Walter sent the letter--posted it the next morning as he went to the office. It is many years since, and he has not heard of it yet. But there is nothing hidden that shall not be revealed.
The writing of this letter was a great strain to him, but he felt much relieved when it was gone. How differently did he feel after that other lying, flattering utterance, with his half-sleeping conscience muttering and grumbling as it lay. He walked then full of pride and hope, in the mid-most of his dream of lore and ambition; now he was poor and sad, and bowed down, but the earth was a place that might be lived in notwithstanding! If only he could find some thoroughly honest work! He would rather have his weakness and dejection with his humility, than ten times the false pride with which he paced the street before. It was better to be thus than so!

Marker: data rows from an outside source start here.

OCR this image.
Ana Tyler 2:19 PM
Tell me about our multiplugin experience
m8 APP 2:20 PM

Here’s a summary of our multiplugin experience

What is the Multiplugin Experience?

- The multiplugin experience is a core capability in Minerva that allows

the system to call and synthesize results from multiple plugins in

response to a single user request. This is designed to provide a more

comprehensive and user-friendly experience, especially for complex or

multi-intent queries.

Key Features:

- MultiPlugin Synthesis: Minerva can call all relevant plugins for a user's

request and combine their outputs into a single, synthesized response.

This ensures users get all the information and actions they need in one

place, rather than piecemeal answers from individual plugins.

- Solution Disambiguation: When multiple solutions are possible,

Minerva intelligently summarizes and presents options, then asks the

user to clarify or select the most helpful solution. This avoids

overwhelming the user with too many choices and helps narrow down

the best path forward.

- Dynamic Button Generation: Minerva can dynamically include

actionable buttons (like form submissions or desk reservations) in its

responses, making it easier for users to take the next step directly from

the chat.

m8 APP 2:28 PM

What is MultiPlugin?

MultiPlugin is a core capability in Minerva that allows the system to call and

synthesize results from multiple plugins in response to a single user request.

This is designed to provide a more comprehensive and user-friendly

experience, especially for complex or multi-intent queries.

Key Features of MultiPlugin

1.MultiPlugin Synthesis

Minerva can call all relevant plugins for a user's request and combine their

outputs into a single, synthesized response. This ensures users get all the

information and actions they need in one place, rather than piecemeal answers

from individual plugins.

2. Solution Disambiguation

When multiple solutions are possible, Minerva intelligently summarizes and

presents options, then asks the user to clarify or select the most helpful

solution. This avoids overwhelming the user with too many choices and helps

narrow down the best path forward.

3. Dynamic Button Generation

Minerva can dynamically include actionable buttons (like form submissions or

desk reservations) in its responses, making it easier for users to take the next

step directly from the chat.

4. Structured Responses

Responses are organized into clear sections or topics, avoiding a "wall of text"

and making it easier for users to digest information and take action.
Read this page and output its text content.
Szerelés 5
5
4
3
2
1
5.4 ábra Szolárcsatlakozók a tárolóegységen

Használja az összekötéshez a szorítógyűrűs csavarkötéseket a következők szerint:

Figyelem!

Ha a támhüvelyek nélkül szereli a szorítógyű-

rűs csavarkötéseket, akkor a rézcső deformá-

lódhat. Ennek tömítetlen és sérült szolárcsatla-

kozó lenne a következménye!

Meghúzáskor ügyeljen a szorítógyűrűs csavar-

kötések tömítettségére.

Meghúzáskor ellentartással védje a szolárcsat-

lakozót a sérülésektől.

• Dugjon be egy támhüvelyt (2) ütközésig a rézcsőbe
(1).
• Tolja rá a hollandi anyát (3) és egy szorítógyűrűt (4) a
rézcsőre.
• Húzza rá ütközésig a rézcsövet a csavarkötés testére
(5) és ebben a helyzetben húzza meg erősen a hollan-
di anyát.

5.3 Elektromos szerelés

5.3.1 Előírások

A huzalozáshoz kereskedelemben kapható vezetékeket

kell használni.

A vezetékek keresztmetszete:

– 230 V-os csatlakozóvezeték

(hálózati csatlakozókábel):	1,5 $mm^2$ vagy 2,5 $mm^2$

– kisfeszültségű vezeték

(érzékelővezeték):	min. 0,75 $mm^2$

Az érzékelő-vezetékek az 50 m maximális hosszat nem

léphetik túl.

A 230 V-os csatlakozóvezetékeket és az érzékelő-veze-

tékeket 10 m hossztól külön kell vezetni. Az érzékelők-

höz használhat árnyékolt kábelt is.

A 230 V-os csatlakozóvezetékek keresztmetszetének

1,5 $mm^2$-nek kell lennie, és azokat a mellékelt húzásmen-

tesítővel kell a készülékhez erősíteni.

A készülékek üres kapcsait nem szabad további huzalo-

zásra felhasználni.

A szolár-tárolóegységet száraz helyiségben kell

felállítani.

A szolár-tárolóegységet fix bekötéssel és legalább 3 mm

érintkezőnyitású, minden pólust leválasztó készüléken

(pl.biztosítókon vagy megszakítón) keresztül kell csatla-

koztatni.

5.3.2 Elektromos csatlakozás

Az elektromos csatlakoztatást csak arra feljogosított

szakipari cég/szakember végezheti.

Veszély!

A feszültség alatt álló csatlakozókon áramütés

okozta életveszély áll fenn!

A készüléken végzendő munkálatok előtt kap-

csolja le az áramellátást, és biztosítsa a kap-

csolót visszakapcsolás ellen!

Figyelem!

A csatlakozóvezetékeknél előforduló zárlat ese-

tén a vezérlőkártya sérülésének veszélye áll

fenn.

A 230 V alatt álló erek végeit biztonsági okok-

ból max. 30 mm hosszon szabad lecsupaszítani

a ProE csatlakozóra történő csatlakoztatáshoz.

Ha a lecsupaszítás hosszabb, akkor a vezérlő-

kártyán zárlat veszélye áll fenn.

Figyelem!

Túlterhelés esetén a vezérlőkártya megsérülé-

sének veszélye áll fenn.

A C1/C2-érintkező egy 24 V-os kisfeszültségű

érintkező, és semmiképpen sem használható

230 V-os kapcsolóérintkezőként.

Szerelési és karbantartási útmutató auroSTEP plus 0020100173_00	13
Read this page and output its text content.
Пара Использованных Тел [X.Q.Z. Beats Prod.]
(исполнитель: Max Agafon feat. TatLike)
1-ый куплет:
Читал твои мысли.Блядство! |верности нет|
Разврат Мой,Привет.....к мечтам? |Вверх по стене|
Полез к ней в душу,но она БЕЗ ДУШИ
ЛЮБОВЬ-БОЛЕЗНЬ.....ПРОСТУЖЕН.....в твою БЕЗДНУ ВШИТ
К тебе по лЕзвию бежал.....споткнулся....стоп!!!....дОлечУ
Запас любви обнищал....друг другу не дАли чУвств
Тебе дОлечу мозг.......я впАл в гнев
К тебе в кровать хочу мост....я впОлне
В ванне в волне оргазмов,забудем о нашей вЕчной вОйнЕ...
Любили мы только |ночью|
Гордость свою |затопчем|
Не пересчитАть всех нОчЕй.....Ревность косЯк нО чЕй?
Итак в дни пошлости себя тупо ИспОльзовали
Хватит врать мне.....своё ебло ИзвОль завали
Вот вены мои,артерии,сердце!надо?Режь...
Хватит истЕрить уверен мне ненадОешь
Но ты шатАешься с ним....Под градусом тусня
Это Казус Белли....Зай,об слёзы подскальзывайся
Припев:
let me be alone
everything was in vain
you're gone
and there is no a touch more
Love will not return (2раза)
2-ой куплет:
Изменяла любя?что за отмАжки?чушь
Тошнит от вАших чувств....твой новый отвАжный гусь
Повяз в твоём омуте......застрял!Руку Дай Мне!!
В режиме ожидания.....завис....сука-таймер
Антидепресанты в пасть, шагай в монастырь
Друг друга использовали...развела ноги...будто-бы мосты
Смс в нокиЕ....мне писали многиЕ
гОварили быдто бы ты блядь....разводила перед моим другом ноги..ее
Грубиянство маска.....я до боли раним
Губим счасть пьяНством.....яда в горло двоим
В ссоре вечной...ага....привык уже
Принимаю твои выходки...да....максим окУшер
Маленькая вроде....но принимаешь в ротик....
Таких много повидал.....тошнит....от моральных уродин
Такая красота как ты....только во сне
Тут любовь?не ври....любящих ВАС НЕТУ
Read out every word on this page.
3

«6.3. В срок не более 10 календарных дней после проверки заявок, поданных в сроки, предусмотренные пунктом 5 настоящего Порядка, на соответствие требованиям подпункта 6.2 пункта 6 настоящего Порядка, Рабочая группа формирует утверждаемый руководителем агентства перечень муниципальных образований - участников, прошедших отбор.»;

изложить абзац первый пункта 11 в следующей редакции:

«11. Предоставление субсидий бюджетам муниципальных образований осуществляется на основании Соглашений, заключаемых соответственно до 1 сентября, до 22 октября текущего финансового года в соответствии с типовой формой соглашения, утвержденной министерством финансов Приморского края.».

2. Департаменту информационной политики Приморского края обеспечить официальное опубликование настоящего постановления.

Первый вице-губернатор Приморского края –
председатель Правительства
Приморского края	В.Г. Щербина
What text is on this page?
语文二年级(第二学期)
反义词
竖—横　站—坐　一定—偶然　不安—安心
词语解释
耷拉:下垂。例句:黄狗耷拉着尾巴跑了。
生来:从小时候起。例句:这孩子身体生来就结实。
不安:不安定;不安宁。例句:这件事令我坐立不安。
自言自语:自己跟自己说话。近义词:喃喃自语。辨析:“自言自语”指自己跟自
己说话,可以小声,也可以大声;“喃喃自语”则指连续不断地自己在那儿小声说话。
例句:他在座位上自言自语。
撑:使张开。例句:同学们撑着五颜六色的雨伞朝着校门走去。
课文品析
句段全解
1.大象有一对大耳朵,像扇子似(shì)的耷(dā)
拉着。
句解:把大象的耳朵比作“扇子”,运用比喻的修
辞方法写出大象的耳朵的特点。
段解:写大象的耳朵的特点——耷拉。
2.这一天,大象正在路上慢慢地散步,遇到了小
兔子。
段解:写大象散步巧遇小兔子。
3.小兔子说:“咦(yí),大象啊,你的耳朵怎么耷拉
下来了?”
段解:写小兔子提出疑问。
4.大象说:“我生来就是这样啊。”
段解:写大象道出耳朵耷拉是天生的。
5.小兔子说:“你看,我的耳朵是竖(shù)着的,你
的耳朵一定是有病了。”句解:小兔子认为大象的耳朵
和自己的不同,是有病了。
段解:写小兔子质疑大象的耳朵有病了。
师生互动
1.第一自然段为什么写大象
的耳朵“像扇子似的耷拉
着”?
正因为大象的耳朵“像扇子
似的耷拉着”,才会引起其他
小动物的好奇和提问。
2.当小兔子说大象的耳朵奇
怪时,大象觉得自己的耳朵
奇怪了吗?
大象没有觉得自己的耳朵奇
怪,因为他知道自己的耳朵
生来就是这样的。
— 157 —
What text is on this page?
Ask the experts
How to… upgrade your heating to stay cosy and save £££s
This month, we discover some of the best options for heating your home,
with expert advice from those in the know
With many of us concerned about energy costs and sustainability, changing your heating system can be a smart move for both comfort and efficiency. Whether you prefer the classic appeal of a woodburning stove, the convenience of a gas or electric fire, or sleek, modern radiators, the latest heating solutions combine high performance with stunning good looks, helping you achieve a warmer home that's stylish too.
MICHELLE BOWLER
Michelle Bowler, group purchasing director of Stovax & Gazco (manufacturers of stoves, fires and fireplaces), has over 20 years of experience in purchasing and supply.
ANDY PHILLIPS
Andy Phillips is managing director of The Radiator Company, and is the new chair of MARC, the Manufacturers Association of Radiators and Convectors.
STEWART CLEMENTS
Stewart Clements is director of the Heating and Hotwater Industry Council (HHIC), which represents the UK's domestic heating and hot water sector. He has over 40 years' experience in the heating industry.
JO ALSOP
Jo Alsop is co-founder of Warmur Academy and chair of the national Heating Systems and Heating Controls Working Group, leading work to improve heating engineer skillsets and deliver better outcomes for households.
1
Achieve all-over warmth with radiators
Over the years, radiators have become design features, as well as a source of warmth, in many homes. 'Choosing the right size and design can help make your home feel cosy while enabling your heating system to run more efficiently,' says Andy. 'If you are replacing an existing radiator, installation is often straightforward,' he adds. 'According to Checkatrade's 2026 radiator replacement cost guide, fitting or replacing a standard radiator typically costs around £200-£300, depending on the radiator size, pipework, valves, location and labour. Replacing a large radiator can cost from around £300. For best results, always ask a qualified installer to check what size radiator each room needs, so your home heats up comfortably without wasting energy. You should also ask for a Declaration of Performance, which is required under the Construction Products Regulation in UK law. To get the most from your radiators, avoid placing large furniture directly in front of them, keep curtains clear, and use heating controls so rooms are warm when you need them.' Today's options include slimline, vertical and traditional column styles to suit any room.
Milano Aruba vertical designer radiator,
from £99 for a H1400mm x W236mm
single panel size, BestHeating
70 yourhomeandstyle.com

But as he came home that night, he found himself far from well, and altogether incapable of work. He was indeed ill, for he could neither eat nor sleep, nor take interest in anything. His friend Sullivan was shocked to see him look so pale and wild, and insisted he must go home. Walter said it might be but a passing attack, and it would be a pity to alarm them; he would wait a day or two. At length he felt so ill that one morning he did not get up. There was no one in the house who cared to nurse him; his landlady did little or nothing for him beyond getting him the cup of tea he occasionally wanted; Sullivan was himself ill, and for some days neither saw nor heard of him; and Walter had such an experience of loneliness and desertion as he had never had before. But it was a purgatorial suffering. He began to learn how insufficient he was for himself; how little self-sustaining power there was in him. Not there was the fountain of life! Words that had been mere platitudes of theological commonplace began to show a golden root through their ancient mold. The time came back to him when father and mother bent anxiously over their child. He remembered how their love took from him all fear; how even the pain seemed to melt in their presence; all was right when they knew all about it! they would see that the suffering went at the proper time! All gentle ministrations to his comfort, the moving of his pillows, the things cooked by his mother's own hands, her watch to play with--all came back, as if the tide of life had set in the other direction, and he was fast drifting back into childhood. What sleep he had was filled with alternate dreams of suffering and home-deliverance. He recalled how different his aunt had been when he was ill: in this isolation her face looking in at his door would have been as that of an angel! And he knew that all the time his debts were increasing, and when would he begin to pay them off! His mind wandered; and when Sullivan came at length, he was talking wildly, imagining himself the prodigal son in the parable.
Sullivan wrote at once to Mr. Colman.